Mas, depois, recebi um telefonema dizendo que outra família, que era amigo dos avós e tinha anteriormente, recusou uma oportunidade para levar as crianças, tinham mudado de idéia e queria as crianças depois de tudo. Quando ele foi ao tribunal, o juiz disse que, desde que a família já teve um relacionamento com as crianças seria uma transição mais fácil para as crianças. Essa foi a minha primeira experiência de estar com o coração partido com a adoção.

Depois disso, foram um pouco mais cauteloso. Ao longo dos próximos anos, fomos chamados sete vezes a adotar diferentes grupos de crianças. Antes, o tribunal pode rescindir os direitos dos pais, eles têm que ter uma família que está disposto e é capaz de levar as crianças nesse dia. O dia em que o juiz diz que os direitos dos pais são terminadas, você tem que ser capaz de levar as crianças em sua casa. E cabe ao juiz decidir deixá-los ir. Parecia que para nós algo se desfez de cada vez. Ou os pais tem a sua vida em conjunto e o juiz deu-lhes uma outra oportunidade, ou os avós mostrou-se ou algo surgiu a cada vez, e nada disso veio.
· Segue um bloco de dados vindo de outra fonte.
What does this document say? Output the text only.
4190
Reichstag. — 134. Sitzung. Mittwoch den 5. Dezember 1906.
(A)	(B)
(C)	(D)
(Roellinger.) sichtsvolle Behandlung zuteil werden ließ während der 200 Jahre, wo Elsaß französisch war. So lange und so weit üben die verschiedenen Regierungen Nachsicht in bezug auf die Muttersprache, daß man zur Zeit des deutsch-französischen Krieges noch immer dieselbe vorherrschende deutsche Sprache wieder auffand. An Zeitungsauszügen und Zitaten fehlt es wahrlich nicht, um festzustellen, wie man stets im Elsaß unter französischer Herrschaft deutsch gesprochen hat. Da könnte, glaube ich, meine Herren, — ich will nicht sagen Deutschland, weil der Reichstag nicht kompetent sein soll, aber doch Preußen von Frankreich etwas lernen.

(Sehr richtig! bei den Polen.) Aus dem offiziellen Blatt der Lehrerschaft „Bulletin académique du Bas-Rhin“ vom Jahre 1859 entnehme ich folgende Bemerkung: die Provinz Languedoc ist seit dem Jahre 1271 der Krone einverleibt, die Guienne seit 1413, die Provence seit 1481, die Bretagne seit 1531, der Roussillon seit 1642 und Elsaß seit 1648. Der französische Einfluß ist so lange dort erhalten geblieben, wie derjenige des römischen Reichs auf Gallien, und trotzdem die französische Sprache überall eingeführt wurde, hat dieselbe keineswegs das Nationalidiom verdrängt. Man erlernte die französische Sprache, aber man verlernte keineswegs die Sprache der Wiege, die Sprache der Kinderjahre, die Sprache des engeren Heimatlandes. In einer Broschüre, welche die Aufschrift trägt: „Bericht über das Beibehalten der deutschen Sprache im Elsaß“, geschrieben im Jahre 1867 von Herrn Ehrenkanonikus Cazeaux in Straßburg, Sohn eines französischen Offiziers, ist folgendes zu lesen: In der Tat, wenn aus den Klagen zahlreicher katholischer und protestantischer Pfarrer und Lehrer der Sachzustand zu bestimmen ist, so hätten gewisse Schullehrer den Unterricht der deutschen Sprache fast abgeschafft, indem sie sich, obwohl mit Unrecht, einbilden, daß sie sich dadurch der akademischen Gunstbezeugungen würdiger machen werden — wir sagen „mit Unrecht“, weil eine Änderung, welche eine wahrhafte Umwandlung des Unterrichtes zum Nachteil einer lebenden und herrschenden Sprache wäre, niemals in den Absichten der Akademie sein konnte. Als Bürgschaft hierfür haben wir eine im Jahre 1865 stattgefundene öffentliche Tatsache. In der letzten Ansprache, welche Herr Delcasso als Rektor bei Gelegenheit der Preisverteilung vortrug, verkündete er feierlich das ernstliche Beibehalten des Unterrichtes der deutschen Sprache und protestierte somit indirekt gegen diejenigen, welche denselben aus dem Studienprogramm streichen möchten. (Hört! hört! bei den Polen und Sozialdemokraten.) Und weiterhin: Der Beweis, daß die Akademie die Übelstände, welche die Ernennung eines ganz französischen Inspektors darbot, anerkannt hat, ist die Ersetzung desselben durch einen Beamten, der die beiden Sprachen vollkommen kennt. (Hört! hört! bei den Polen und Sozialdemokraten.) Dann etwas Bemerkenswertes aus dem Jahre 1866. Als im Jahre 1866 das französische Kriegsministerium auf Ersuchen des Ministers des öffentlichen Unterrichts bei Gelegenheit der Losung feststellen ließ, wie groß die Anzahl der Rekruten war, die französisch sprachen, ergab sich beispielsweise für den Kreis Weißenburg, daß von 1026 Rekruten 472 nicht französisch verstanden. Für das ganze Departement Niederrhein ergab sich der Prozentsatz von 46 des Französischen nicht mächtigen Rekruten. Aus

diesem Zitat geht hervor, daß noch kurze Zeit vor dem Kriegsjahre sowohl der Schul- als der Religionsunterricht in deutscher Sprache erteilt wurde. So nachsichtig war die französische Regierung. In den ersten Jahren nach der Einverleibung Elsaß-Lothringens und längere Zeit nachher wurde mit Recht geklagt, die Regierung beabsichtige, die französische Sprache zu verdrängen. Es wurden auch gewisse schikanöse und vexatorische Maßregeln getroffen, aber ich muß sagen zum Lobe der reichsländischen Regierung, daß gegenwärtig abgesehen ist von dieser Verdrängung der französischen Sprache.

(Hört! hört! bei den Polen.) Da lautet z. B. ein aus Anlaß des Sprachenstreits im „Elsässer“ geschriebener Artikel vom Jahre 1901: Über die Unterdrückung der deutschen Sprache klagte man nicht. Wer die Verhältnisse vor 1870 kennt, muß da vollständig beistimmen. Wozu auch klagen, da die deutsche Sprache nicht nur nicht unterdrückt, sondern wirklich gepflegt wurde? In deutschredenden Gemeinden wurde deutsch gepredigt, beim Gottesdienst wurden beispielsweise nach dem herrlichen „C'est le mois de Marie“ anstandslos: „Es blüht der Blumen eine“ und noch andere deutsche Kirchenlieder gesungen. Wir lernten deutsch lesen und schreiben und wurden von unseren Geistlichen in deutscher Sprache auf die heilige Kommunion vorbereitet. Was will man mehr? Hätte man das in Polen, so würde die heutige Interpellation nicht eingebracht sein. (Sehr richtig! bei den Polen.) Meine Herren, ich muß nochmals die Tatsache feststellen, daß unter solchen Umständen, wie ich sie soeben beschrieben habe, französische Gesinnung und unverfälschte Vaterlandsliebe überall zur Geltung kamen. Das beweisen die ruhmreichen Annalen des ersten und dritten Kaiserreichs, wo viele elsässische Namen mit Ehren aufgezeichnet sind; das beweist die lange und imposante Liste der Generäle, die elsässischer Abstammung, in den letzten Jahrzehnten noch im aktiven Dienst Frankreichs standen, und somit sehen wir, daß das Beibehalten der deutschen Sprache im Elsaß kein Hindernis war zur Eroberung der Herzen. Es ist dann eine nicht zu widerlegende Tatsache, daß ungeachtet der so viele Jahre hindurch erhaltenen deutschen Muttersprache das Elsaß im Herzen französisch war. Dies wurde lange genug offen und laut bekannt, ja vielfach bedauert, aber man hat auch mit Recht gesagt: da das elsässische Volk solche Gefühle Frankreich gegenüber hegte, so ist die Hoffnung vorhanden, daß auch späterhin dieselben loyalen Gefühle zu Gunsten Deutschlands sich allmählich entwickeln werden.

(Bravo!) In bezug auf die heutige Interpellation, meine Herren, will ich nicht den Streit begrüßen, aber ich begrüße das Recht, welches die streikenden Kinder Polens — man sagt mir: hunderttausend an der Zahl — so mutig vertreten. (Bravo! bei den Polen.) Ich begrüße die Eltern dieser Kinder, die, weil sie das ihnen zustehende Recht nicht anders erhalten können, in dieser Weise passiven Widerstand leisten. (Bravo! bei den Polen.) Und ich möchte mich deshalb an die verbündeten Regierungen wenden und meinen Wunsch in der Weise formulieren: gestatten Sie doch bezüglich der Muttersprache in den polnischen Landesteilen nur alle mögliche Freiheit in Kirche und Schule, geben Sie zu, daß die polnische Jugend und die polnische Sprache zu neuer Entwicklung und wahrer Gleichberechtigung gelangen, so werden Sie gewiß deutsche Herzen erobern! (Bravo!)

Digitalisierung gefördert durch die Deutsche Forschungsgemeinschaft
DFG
Essa foi a minha primeira experiência de estar com o coração partido com a adoção.

No início de 1999 Brian estava se preparando para ir em sua missão. Joe e eu decidimos que não poderia continuar tentando adotar. Foi uma montanha-russa emocional. No momento em que você diz sim, eu vou fazer isso, seus filhos estão envolvidos também. Se tivesse sido apenas Joe e eu, nós teria continuado, mas toda vez que eles chamam, você chegar ao ponto que você compartilhar esta informação com os seus filhos, e é o coração quebrar também.

Decidimos aceitar o fato de que tínhamos uma casa cheia de adolescentes - os nossos meninos-e quatro mais dois adotivos nossas vidas necessárias para transformar em uma nova direção. Precisávamos ajudar Brian preparar para sua missão e se preparar para sair em março. Foi uma época muito espiritual. Nós tomamos a decisão de que, quando voltamos de cair Brian fora no Centro de Treinamento Missionário gostaríamos de enviar uma carta para os serviços sociais e pedir para o nosso nome seja retirado da lista de famílias adotivas disponíveis.

Você escreveu a carta?

Não, não o fizemos. Nós realmente nunca tive a chance de. Literalmente uma semana depois de deixar Brian fora na MTC nós recebemos um telefonema perguntando se nós iria considerar a adoção de seis filhos, cinco meninas e um menino. Tivemos nossos quatro crianças e tivemos mais dois filhos adotivos na época. Nosso primeiro pensamento foi, não podemos mais seis filhos.

Durante o processo de se tornar pais adotivos que tinha dito que estávamos dispostos a adotar duas crianças. Mas eles empurraram e perguntou: o que se havia três irmãos? E se fosse um grupo de irmãos de quatro? Sentimos que quatro iria nos atropelar. Isso exigiria um monte de oração. Nós corte em quatro crianças. Em seguida, eles chamado e nos pediu para levar de seis ... Joe chegou em casa do trabalho e eu acho que o que disse?

Vedação da família em 2001

Por este ponto que tinha parado de dizer a ninguém que estávamos tentando adotar porque não tinha garimpou para fora tantas vezes. Mas isso foi tão avassaladora, sentimos como se precisava do apoio de nossas famílias. Chamamos meus pais e irmãos e pais e irmãos Joe e pediu-lhes para nos manter em suas orações como nós tomamos a decisão. Passamos os próximos três a quatro semanas jejuando e orando e ir ao templo sempre que podíamos. Estávamos na sala celestial do templo quando o Pai Celestial deixou muito claro que estas seis filhos eram nossas e que precisávamos para levá-los. Era o que ele queria que fizéssemos. Foi impressionante, no momento, mas ainda foi reconfortante ter essa resposta. Ele me deu uma confiança no momento de tomar a decisão que levou-me através de muitos dias difíceis de insegurança e confusão a respeito de porque o Pai Celestial poderia pensar que eu poderia lidar com isso. Se eu tivesse realmente entendeu os desafios que se colocam não estou certo de que eu teria tido a coragem de continuar.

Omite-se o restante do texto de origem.